Récemment, l’Autriche a remporté le concours de l’Eurovision grâce à un travesti à barbe. Au delà de la performance musicale, les regards se sont posés sur l’identité de drag queen de Conchita Wurst, de son vrai nom Tom Neuwirth, qui s’était lancé sans grand succès dans la chanson en passant dans des émissions télévisées. Il est reconnu comme artiste à part entière, par le public, depuis qu’il a créé son personnage dont le nom signifie saucisse et dont le prénom fait référence au sexe féminin en argot espagnol. Ses trois seules chansons parlent de son histoire personnelle et de sa décision de se travestir : « Unbreakable », « That’s what I am », et « Rise like a Phoenix », le morceau de l’eurovision. Récupérant l’épiphénomène médiatique, Jean Paul Gaultier l’a ensuite affublé d’une robe noire rouge et or et du pseudonyme de « zizi impératrice » pour son dernier défilé, dans le but de questionner, la fabrication politique, historique culturelle du dispositif sexe/ genre et de troubler, à son tour, l’hégémonie hétérosexuelle. « Ma barbe est une preuve qu’on peut parvenir à tout, peu importe qui vous êtes et votre apparence, a affirmé Conchita Wurst dans son discours de remerciement…. L’Eurovision célèbre la tolérance, l’acceptation et l’amour ». « Quand on a vu la haine envers les homosexuels qui s’est déchaînée en Russie lors de la préparation des Jeux olympiques de Sotchi, on s’est dit qu’il était important d’affirmer qu’en Autriche, on soutenait la diversité sous toutes ses formes », a expliqué le directeur des divertissements de l’ORF qui a appelé les Autrichiens à se tricoter de fausses barbes en guise de soutien. Ce n’était pas la première fois qu’un transgenre remportait l’Eurovision ; Dana International, qui avait changé de sexe pour devenir une femme, l’avait précédé avec « Diva », pour Israël, en 1998. Moins connu du grand public, Joël Hubaut, un artiste multicarte, dessinateur, écrivain, chanteur…, perturbe, depuis 1970, les classifications et combat « les rouages modélisées dominants qui nous contaminent, moulent et conditionnent » en passant d’une identité à l’autre. Dans la lignée de Deleuze et Guattari, il traduit les constants glissements de l’être, porteur de multiples identités : « devenir ce dont nous rêvons sur le plan professionnel, affectif, sexuel, l’homme évolue toujours vers plusieurs devenirs simultanés », affirme-t- il.

Remarquons que les interventions sur le réel du corps avec la chirurgie transformatrice, et l’hormonothérapie, ne sont toutefois pas l’apanage des seuls LGBT, qu’on se réfère au bodybuilding, aux régimes, aux tatouages, aux piercing….. Aujourd’hui, chacun peut se créer un corps conforme aux canons esthétiques du féminin ou du masculin, de l’androgynie, ou de ses propres convictions esthétiques, c’est une question de décision personnelle et de moyens financiers. Dans cette logique on pourrait voir surgir toutes sortes d’identités !
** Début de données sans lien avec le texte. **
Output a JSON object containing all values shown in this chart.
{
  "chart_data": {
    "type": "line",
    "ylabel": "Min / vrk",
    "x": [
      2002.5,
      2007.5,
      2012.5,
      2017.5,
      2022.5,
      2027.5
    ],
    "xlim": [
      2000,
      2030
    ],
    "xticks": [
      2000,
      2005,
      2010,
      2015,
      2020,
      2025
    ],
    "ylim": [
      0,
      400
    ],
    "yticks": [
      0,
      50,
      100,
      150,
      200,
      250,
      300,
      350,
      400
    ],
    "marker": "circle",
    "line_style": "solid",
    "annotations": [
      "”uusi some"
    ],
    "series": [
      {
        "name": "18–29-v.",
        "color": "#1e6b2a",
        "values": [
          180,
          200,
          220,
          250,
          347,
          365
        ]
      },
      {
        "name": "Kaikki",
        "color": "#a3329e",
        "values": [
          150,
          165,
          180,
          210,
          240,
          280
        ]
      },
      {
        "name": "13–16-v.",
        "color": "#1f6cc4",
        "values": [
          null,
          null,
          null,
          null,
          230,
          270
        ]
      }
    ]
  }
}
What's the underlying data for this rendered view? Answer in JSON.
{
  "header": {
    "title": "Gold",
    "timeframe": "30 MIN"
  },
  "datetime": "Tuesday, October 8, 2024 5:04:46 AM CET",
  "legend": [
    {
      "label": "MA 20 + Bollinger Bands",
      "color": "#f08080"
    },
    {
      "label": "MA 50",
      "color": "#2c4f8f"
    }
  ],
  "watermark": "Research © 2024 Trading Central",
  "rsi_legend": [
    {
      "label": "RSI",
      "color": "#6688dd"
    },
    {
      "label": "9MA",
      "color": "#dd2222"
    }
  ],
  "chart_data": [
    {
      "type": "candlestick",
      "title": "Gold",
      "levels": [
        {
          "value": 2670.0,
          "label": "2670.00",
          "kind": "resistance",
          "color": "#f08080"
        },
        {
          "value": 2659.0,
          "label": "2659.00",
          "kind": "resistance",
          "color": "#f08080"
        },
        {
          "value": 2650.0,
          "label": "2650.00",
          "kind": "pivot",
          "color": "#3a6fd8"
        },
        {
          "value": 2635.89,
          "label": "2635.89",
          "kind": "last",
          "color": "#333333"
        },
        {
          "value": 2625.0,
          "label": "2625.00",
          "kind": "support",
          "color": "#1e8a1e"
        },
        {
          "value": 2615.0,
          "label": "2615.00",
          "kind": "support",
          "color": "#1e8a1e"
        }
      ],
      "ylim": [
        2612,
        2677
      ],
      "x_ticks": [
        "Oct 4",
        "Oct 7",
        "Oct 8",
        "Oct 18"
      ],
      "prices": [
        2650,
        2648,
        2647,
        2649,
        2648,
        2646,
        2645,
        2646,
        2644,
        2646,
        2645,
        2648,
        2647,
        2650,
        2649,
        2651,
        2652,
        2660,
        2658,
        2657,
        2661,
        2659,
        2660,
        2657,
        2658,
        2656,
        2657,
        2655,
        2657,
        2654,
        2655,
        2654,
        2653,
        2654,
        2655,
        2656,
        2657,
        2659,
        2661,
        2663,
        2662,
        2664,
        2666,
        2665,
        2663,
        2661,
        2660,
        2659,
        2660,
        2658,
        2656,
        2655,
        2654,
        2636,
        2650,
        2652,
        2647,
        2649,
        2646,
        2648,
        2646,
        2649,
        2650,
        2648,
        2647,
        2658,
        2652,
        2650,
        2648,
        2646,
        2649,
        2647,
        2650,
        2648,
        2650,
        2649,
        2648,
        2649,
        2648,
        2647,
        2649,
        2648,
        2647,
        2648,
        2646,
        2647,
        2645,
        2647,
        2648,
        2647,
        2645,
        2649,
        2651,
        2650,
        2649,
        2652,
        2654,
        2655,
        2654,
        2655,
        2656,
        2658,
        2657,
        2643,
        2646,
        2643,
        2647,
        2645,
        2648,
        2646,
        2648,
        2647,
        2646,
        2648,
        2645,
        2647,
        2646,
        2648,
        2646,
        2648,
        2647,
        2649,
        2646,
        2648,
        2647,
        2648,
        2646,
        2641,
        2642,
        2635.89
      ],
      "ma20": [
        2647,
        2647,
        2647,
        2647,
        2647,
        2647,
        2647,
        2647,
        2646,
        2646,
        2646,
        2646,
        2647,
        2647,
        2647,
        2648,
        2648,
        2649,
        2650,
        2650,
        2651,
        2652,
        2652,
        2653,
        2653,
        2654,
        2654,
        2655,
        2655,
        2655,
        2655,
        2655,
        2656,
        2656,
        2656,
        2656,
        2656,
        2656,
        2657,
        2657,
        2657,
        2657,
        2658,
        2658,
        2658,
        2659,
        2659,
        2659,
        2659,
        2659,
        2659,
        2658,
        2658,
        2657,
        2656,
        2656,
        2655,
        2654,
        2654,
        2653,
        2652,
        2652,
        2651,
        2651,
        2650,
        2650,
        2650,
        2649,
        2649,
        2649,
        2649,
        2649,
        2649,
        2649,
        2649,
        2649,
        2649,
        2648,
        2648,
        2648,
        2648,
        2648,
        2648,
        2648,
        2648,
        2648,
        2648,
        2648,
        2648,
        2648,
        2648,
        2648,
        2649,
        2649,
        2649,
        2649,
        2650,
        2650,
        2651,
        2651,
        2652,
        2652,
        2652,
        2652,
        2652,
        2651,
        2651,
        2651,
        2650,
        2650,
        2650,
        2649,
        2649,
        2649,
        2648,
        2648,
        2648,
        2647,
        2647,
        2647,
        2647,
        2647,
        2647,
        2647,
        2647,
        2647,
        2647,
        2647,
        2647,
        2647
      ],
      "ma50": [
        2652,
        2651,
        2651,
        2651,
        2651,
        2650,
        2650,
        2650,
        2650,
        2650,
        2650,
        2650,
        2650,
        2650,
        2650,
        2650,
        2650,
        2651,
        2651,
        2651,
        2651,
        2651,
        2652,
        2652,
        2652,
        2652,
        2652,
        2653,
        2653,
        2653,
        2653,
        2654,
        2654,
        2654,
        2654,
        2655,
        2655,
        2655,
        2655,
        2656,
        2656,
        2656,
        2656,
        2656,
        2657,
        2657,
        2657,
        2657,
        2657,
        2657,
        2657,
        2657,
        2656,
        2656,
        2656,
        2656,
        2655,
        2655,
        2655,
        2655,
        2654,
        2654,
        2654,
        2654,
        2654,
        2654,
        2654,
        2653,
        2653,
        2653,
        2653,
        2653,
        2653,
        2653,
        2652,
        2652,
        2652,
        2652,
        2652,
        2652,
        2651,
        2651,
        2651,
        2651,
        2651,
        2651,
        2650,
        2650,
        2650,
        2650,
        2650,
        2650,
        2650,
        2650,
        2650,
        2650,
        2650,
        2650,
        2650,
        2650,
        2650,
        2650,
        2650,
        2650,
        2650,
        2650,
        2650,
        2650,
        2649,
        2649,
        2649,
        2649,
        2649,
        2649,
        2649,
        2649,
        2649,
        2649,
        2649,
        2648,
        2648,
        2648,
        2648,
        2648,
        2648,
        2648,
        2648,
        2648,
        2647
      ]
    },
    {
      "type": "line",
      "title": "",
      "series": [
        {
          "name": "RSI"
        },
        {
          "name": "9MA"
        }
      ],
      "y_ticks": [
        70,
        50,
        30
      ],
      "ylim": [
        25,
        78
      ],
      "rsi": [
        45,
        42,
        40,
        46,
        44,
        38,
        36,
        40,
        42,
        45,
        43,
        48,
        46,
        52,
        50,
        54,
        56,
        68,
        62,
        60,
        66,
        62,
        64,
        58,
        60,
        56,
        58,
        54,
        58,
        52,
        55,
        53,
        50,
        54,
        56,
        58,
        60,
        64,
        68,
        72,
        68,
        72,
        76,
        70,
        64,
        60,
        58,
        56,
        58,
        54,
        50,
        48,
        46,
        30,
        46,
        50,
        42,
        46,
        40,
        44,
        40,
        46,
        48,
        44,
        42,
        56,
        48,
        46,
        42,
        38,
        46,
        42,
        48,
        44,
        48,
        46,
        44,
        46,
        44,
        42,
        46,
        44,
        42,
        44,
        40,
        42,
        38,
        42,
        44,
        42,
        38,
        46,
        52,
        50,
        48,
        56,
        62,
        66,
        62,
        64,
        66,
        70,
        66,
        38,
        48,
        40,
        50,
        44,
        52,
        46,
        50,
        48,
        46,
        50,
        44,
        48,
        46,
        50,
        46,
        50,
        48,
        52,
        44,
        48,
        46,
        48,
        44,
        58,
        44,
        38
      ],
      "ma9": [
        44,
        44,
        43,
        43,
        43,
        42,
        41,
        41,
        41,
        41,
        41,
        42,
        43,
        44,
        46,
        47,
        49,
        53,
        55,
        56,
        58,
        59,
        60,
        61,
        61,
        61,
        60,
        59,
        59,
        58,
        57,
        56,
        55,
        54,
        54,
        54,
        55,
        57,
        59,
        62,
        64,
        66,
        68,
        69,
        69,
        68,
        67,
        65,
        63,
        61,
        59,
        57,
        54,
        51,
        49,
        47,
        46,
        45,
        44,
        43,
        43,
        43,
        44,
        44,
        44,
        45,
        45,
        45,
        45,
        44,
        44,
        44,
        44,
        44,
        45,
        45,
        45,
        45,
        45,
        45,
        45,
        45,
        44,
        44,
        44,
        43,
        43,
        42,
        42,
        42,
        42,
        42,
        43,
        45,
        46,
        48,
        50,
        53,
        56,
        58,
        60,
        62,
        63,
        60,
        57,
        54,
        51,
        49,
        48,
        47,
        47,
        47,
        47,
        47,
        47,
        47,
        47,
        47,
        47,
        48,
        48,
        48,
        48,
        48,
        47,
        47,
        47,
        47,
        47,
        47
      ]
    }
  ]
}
LES THEORIES DE LA CONSTRUCTION DE L’IDENTITE SEXUEE

Il existe trois modèles importants de construction de l’identité sexuée: la théorie psychanalytique, celle de l’apprentissage social et la théorie cognitivo-développementale. De plus en plus de chercheurs considèrent qu’il convient de se référer à des modèles plurifactoriels qui intègrent les dimensions cognitive, sociale et affective.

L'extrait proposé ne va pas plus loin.